Si la présence, au sein du nouveau gouvernement, de trois fortes personnalités antillaises très engagées dans le combat mémoriel est une garantie contre les tentations révisionnistes, rien ne prouve encore pourtant que cette petite phrase laisse augurer une refondation de la politique africaine de la France. Sur ce point, autant la « virginité » de François Hollande est a priori une bonne chose, autant l’absence d’une feuille de route précise et réaliste, définissant la relation que le nouvel élu entend instaurer avec le continent, pose un problème de lisibilité.
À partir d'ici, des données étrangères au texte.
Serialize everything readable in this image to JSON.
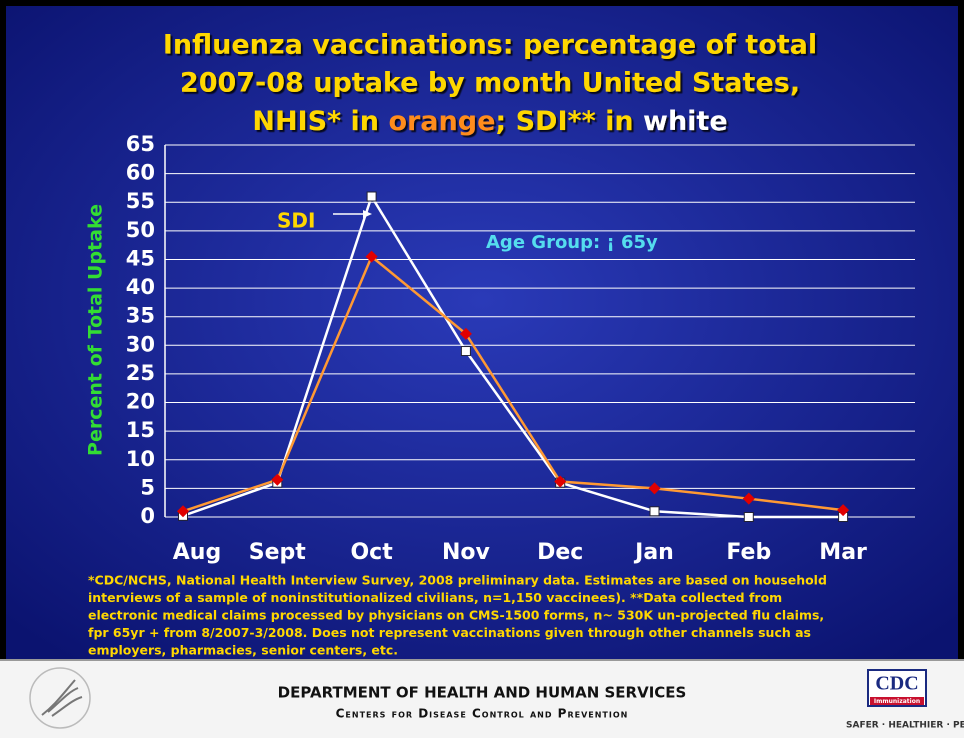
{
  "chart_data": {
    "type": "line",
    "title_lines": [
      "Influenza vaccinations: percentage of total",
      "2007-08 uptake by month United States,",
      [
        "NHIS* in ",
        "orange",
        "; SDI** in ",
        "white"
      ]
    ],
    "ylabel": "Percent of Total Uptake",
    "categories": [
      "Aug",
      "Sept",
      "Oct",
      "Nov",
      "Dec",
      "Jan",
      "Feb",
      "Mar"
    ],
    "series": [
      {
        "color": "#ffffff",
        "marker": "square",
        "marker_color": "#ffffff",
        "values": [
          0.2,
          6,
          56,
          29,
          6,
          1,
          0,
          0
        ]
      },
      {
        "color": "#ff9933",
        "marker": "diamond",
        "marker_color": "#e00000",
        "values": [
          1,
          6.5,
          45.5,
          32,
          6.2,
          5,
          3.2,
          1.2
        ]
      }
    ],
    "ylim": [
      0,
      65
    ],
    "yticks": [
      0,
      5,
      10,
      15,
      20,
      25,
      30,
      35,
      40,
      45,
      50,
      55,
      60,
      65
    ],
    "grid": true,
    "annotations": [
      "SDI",
      "Age Group: ¡ 65y"
    ],
    "footnote": [
      "*CDC/NCHS, National Health Interview Survey, 2008 preliminary data.  Estimates are based on household",
      "interviews of a sample of noninstitutionalized civilians, n=1,150 vaccinees). **Data collected from",
      "electronic medical claims processed by physicians on CMS-1500 forms, n~ 530K un-projected flu claims,",
      "fpr 65yr + from 8/2007-3/2008. Does not represent vaccinations given through other channels such as",
      "employers, pharmacies, senior centers, etc."
    ]
  },
  "footer": {
    "department": "DEPARTMENT OF HEALTH AND HUMAN SERVICES",
    "centers": "Centers for Disease Control and Prevention",
    "logo": "CDC",
    "logo_sub": "Immunization",
    "slogan": "SAFER · HEALTHIER · PEOPL"
  }
}
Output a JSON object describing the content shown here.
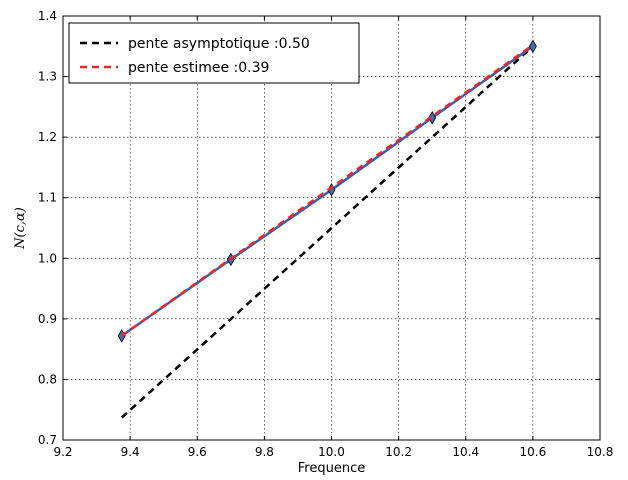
{
  "chart_data": {
    "type": "line",
    "title": "",
    "xlabel": "Frequence",
    "ylabel": "N(c,α)",
    "xlim": [
      9.2,
      10.8
    ],
    "ylim": [
      0.7,
      1.4
    ],
    "xticks": [
      9.2,
      9.4,
      9.6,
      9.8,
      10.0,
      10.2,
      10.4,
      10.6,
      10.8
    ],
    "xtick_labels": [
      "9.2",
      "9.4",
      "9.6",
      "9.8",
      "10.0",
      "10.2",
      "10.4",
      "10.6",
      "10.8"
    ],
    "yticks": [
      0.7,
      0.8,
      0.9,
      1.0,
      1.1,
      1.2,
      1.3,
      1.4
    ],
    "ytick_labels": [
      "0.7",
      "0.8",
      "0.9",
      "1.0",
      "1.1",
      "1.2",
      "1.3",
      "1.4"
    ],
    "grid": true,
    "legend_position": "top-left",
    "series": [
      {
        "name": "pente asymptotique :0.50",
        "style": "dashed",
        "color": "#000000",
        "x": [
          9.375,
          10.6
        ],
        "y": [
          0.737,
          1.35
        ]
      },
      {
        "name": "pente estimee :0.39",
        "style": "dashed",
        "color": "#e8262b",
        "x": [
          9.375,
          10.6
        ],
        "y": [
          0.872,
          1.352
        ]
      },
      {
        "style": "solid",
        "color": "#3a5da8",
        "marker": "diamond",
        "x": [
          9.375,
          9.7,
          10.0,
          10.3,
          10.6
        ],
        "y": [
          0.872,
          0.998,
          1.113,
          1.232,
          1.35
        ]
      }
    ]
  }
}
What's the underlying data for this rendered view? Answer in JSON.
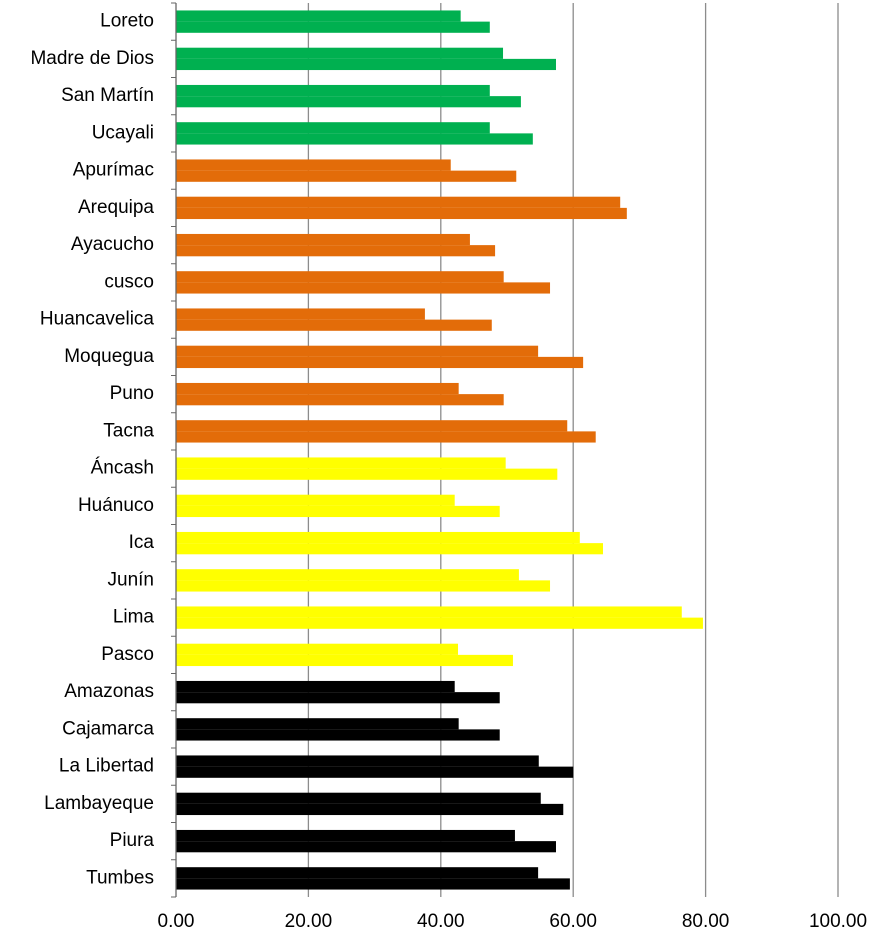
{
  "chart_data": {
    "type": "hbar",
    "categories": [
      "Loreto",
      "Madre de Dios",
      "San Martín",
      "Ucayali",
      "Apurímac",
      "Arequipa",
      "Ayacucho",
      "cusco",
      "Huancavelica",
      "Moquegua",
      "Puno",
      "Tacna",
      "Áncash",
      "Huánuco",
      "Ica",
      "Junín",
      "Lima",
      "Pasco",
      "Amazonas",
      "Cajamarca",
      "La Libertad",
      "Lambayeque",
      "Piura",
      "Tumbes"
    ],
    "colors": [
      "#00b050",
      "#00b050",
      "#00b050",
      "#00b050",
      "#e36c09",
      "#e36c09",
      "#e36c09",
      "#e36c09",
      "#e36c09",
      "#e36c09",
      "#e36c09",
      "#e36c09",
      "#ffff00",
      "#ffff00",
      "#ffff00",
      "#ffff00",
      "#ffff00",
      "#ffff00",
      "#000000",
      "#000000",
      "#000000",
      "#000000",
      "#000000",
      "#000000"
    ],
    "series": [
      {
        "values": [
          43.0,
          49.4,
          47.4,
          47.4,
          41.5,
          67.1,
          44.4,
          49.5,
          37.6,
          54.7,
          42.7,
          59.1,
          49.8,
          42.1,
          61.0,
          51.8,
          76.4,
          42.6,
          42.1,
          42.7,
          54.8,
          55.1,
          51.2,
          54.7
        ]
      },
      {
        "values": [
          47.4,
          57.4,
          52.1,
          53.9,
          51.4,
          68.1,
          48.2,
          56.5,
          47.7,
          61.5,
          49.5,
          63.4,
          57.6,
          48.9,
          64.5,
          56.5,
          79.6,
          50.9,
          48.9,
          48.9,
          60.0,
          58.5,
          57.4,
          59.5
        ]
      }
    ],
    "xlim": [
      0,
      100
    ],
    "xticks": [
      {
        "value": 0,
        "label": "0.00"
      },
      {
        "value": 20,
        "label": "20.00"
      },
      {
        "value": 40,
        "label": "40.00"
      },
      {
        "value": 60,
        "label": "60.00"
      },
      {
        "value": 80,
        "label": "80.00"
      },
      {
        "value": 100,
        "label": "100.00"
      }
    ],
    "grid": true
  }
}
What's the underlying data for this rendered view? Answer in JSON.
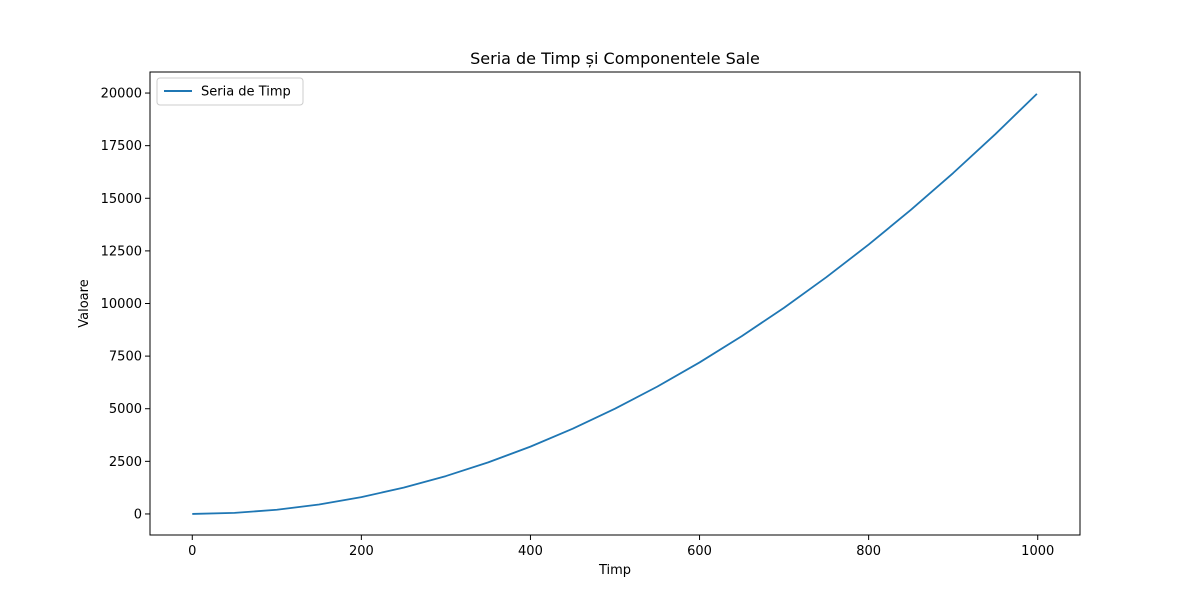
{
  "chart_data": {
    "type": "line",
    "title": "Seria de Timp și Componentele Sale",
    "xlabel": "Timp",
    "ylabel": "Valoare",
    "xlim": [
      -50,
      1050
    ],
    "ylim": [
      -1000,
      21000
    ],
    "xticks": [
      0,
      200,
      400,
      600,
      800,
      1000
    ],
    "yticks": [
      0,
      2500,
      5000,
      7500,
      10000,
      12500,
      15000,
      17500,
      20000
    ],
    "grid": false,
    "legend_position": "top-left",
    "series": [
      {
        "name": "Seria de Timp",
        "color": "#1f77b4",
        "x": [
          0,
          50,
          100,
          150,
          200,
          250,
          300,
          350,
          400,
          450,
          500,
          550,
          600,
          650,
          700,
          750,
          800,
          850,
          900,
          950,
          999
        ],
        "y": [
          0,
          50,
          200,
          450,
          800,
          1250,
          1800,
          2450,
          3200,
          4050,
          5000,
          6050,
          7200,
          8450,
          9800,
          11250,
          12800,
          14450,
          16200,
          18050,
          19960
        ]
      }
    ]
  }
}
En attendant que l’horizon s’éclaircisse, il faudra donc guetter les arbitrages qui s’opéreront et les anicroches qui surviendront entre un Quai d’Orsay confié au très mitterrandien Laurent Fabius, lequel à peine entré en fonction s’est comme naturellement glissé dans la langue de baobab en usant du « nos amis africains », une Coopération (pardon : un Développement) repeinte aux couleurs de l’altermondialisme écolo et une « cellule dans la cellule » africaine de l’Élysée cent pour cent hollandaise.

À titre préventif, quelques chefs d’État africains ont déjà bouclé leur ceinture de sécurité en scrutant fiévreusement l’apparition d’un visage ami dans le nouveau casting. Réflexe frileux et inutile. Si turbulences il doit y avoir, le seul moyen de s’en prémunir est d’avoir enfin avec la France une relation adulte, sans complexe, d’intérêt à intérêt. En un mot : décolonisée.